Wednesday, April 14, 2010

How do i tell my mother-in-law that her grandaughter keeps messing with my things?

well after me and my husband got married i moved into his house and well he is in the military and overseas now but i live with his parents and twins sisters and niece...well his niece is 7 yrs old and sometimes goes into my room. she messes with my things but they tell me she just wants attention and well one time she had the nerve to put nail polish remover inside my biosilk (for the hair) i was so mad but how do i tell my mother in law that i want to put a lock on my door...i am also missing some of my jewerly....i dont want to make it seem that i dont trust them....help...

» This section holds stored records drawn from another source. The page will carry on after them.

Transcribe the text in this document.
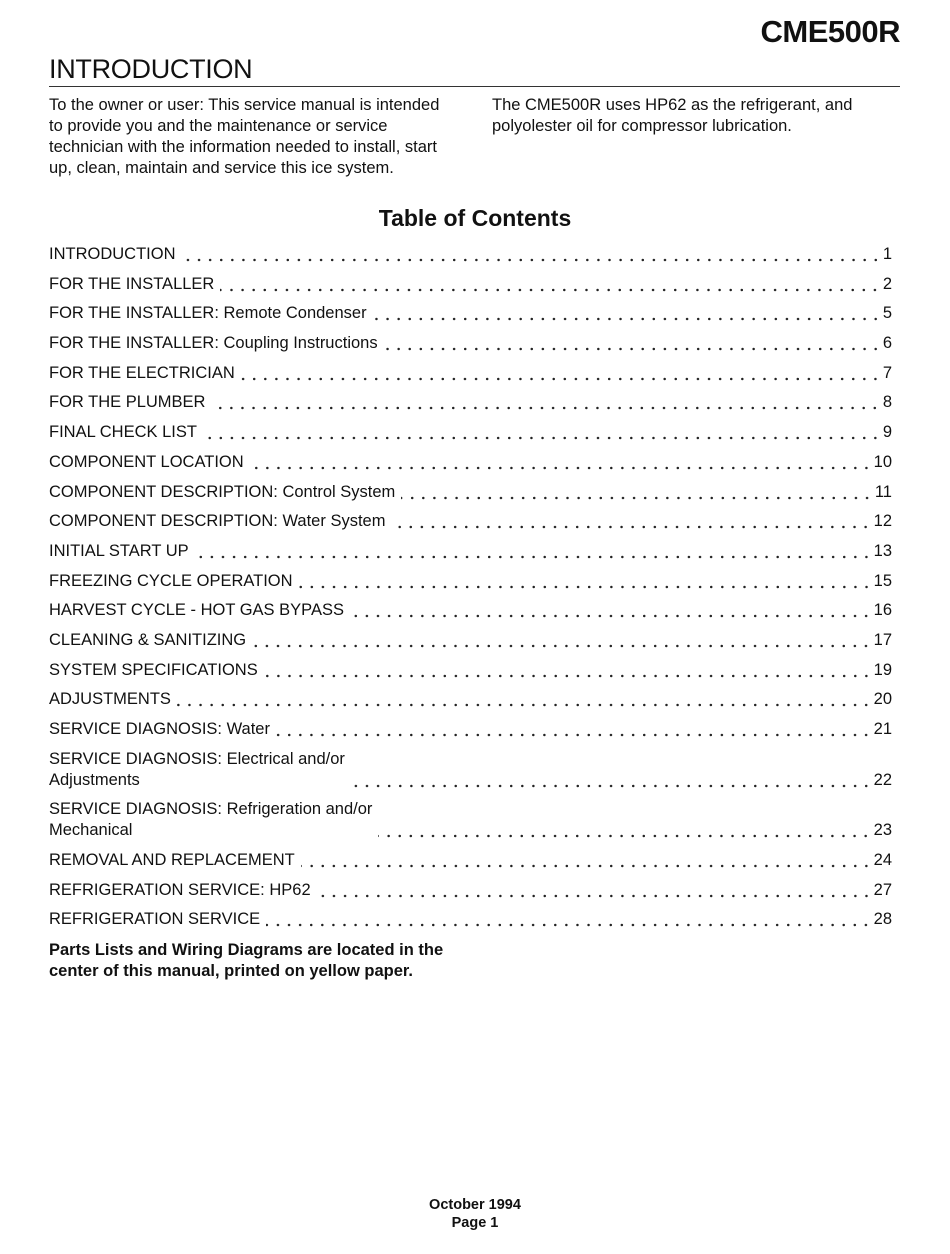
CME500R
INTRODUCTION
To the owner or user: This service manual is intended to provide you and the maintenance or service technician with the information needed to install, start up, clean, maintain and service this ice system.
The CME500R uses HP62 as the refrigerant, and polyolester oil for compressor lubrication.
Table of Contents
INTRODUCTION	1
FOR THE INSTALLER	2
FOR THE INSTALLER: Remote Condenser	5
FOR THE INSTALLER: Coupling Instructions	6
FOR THE ELECTRICIAN	7
FOR THE PLUMBER	8
FINAL CHECK LIST	9
COMPONENT LOCATION	10
COMPONENT DESCRIPTION: Control System	11
COMPONENT DESCRIPTION: Water System	12
INITIAL START UP	13
FREEZING CYCLE OPERATION	15
HARVEST CYCLE - HOT GAS BYPASS	16
CLEANING & SANITIZING	17
SYSTEM SPECIFICATIONS	19
ADJUSTMENTS	20
SERVICE DIAGNOSIS: Water	21
SERVICE DIAGNOSIS: Electrical and/or
Adjustments	22
SERVICE DIAGNOSIS: Refrigeration and/or
Mechanical	23
REMOVAL AND REPLACEMENT	24
REFRIGERATION SERVICE: HP62	27
REFRIGERATION SERVICE	28
Parts Lists and Wiring Diagrams are located in the center of this manual, printed on yellow paper.
October 1994
Page 1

How do i tell my mother-in-law that her grandaughter keeps messing with my things?
I think you should be a little forward and say hey I am missing some jwerly I think the twins have been playing around in my room again do you think you could help me find my jewerly? If you put it like that it doesnt sound like you dont trust them...also...lock your door from time to time but npt all the time at first kind of ease your way into that and take it from there
Reply:When it comes to Grandma you can't say anything because you are wrong and it will start ww111. Instead of a lock on your door go out and buy some kind of trunk that locks and keep all of you valuable stuff in there, I know it will be a pain but it might keep the peace. The child sounds like her mother needs to set soe boundries but becaquse there is none your mil is right she is trying to get attention and negative attention works for her the same as good. Try spending some time with the child doing things, invite her into your room while you are there and show her what nail polish is used for and see if maybe giving her a little extra attention works and if it doesn't pray for a speedy return of your hubby. Good luck.
Reply:Tell the child no!





Tell her that she can't be in there unless there is an adult with her. You're part of this family! Don't be shy!
Reply:If at all possible, you need to have your own place. But if that isn't possible, and you are very certain this child was into your things, then you need to tell the mother. I would have them both together and state simply that you would prefer if she didn't go into your room when you weren't home. But when you are, invite her in and let her look and touch things and talk about them. She's wanted to be grown up too, it's an opportunity for you go get closer.
Reply:Your a grown woman and should be able to say hey stay out of my room and i want and need a lock on the door.
Reply:Just be honest with her sometimes in-laws just make alot of things complicating so just ask your mother in law and your niece and the twin sisters pretty much ask everyone in the house if they have seen any jewerly and let them know that you are missing some jewerly and if they say no we havent found any then later on just tell them that you want a lock on your door and tell them its not that i dont trust you but its more so that i am a very private person with my belongings and leave it at that and if they say no you dont need one go ahead and get one and install it when they leave or something and if they never leave than install it anyways and if they start saying stuff than tell them well look while i am here i want a lock on my door.